En Russie, l'accent mis sur la sidérurgie était tel que la production d'acier atteignait des niveaux supérieurs à la consommation des USA, sans que l'on sache ce qu'ils pouvaient bien faire de tout cet acier; une bonne partie de celui-ci, faute d'utilisations, pourrissait sur place à la sortie des aciéries.
Dure réalité
En émettant l'idée d'une prise de contrôle temporaire (probablement pour revente à Severstal) le gouvernement français n'a probablement pas les modèles russes et chinois en tête (encore que...). Mais on voit mal comment il pourrait aller contre certaines réalités, bien perçues par Mittal dont le projet industriel a toujours été la rationalisation de la production d'acier au niveau mondial, et la constitution d'un groupe suffisamment important pour imposer ses prix. La première de ces réalités, c'est que la capacité de production européenne d'acier est de 210 millions de tonnes, pour une demande de 150 millions de tonnes.

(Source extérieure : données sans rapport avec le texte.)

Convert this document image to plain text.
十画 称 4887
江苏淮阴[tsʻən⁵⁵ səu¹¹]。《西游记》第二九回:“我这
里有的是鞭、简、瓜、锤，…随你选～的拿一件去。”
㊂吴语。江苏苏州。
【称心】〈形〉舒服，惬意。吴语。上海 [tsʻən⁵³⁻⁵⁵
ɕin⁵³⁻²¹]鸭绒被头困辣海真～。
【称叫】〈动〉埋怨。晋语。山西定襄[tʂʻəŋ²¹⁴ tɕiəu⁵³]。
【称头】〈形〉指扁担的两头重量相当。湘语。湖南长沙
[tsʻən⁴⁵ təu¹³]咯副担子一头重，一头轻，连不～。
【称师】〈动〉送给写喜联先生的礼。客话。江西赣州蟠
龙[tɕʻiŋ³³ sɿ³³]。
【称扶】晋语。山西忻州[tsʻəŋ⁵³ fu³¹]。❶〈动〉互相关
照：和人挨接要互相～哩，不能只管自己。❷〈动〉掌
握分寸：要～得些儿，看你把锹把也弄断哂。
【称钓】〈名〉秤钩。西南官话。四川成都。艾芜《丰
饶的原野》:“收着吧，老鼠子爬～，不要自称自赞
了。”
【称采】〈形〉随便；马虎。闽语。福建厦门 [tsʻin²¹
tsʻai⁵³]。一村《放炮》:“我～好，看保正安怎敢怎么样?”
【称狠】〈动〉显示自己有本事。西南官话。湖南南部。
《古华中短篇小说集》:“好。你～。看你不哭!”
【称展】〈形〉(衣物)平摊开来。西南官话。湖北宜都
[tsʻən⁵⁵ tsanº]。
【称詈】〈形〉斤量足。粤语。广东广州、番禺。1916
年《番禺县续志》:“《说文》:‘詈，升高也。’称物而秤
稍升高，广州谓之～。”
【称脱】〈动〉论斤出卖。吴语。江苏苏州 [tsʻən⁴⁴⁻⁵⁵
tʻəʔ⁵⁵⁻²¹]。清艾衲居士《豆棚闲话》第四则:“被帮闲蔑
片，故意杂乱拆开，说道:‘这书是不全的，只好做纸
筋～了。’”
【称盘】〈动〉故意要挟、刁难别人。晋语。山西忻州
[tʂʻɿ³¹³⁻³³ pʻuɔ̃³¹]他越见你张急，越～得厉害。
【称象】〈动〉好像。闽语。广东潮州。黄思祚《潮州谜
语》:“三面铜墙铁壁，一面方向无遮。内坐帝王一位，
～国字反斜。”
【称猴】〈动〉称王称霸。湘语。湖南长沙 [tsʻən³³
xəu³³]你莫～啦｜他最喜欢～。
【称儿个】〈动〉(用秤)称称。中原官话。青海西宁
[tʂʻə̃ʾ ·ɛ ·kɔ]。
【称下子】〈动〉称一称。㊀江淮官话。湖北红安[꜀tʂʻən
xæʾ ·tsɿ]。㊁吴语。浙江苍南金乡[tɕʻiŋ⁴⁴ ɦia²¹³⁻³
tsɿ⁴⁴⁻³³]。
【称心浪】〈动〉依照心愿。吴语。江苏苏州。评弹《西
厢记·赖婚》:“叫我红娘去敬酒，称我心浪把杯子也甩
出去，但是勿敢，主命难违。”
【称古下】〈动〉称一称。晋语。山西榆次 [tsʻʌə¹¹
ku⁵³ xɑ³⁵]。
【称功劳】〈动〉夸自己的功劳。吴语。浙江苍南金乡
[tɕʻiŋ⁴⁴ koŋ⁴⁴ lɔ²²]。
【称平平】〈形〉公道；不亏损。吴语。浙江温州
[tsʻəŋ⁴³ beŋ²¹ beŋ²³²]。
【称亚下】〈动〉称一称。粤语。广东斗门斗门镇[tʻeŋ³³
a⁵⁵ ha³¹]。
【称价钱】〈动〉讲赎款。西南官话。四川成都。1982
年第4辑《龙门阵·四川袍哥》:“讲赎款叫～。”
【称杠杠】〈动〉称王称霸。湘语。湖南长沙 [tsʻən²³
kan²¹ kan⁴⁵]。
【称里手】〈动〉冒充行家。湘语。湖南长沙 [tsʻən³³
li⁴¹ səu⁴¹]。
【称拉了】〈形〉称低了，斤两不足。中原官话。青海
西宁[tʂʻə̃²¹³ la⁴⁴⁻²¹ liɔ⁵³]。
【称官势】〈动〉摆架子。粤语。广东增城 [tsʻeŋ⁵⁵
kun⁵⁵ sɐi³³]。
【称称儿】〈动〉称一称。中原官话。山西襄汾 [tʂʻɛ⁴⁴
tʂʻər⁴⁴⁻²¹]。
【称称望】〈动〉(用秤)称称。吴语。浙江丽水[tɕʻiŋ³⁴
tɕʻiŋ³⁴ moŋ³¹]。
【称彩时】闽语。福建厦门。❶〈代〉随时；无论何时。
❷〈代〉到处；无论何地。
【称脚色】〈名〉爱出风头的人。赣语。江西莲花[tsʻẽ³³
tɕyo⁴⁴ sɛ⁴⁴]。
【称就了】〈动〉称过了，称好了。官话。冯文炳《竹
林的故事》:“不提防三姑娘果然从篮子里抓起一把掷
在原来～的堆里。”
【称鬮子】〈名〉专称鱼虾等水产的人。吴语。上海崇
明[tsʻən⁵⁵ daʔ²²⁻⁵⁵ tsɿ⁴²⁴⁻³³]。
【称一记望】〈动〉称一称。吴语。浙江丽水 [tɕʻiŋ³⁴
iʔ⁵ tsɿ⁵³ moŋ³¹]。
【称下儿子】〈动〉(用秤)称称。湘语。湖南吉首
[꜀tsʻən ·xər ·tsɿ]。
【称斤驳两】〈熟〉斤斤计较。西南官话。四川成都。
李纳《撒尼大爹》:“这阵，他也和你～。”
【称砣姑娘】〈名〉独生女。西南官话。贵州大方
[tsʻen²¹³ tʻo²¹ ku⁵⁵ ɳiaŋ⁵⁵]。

Dans ces conditions, toute la production d'acier qui sera "sauvée" en France sera autant qui disparaîtra dans d'autres pays européens. Une manière intelligente de gérer cette triste situation serait, au niveau européen, de négocier avec Mittal, pour répartir la misère de la moins mauvaise façon possible.
Il est amusant de constater qu'à l'époque ou les politiques français s'indignaient contre l'OPA de Mittal contre Arcelor, l'un des principaux arguments avancés était que Mittal, entreprise familiale, serait forcément moins performante qu'Arcelor, entreprise capitaliste sous la surveillance des marchés : la "logique financière aveugle" a bon dos.
Mais tout appel à la raison est voué à l'échec. Il impliquerait de se demander ce qu'il y a de vraiment "stratégique" dans la production d'acier, de constater qu'il est absurde qu'une activité dont la productivité augmente bien plus vite que la demande continue d'avoir les mêmes effectifs; le fétichisme sidérurgique rend le sujet tellement émotionnel que tout cela est impossible. On finira peut-être par confier (à vil prix, aux frais du contribuable) quelques sites d'ArcelorMittal à une entreprise russe, ou autre; et dans quelques années, les mêmes réalités auxquelles se heurtent Mittal s'imposeront, et il sera temps de déplacer de nouveau des ministres devant les caméras pour "sauver la stratégique sidérurgie française".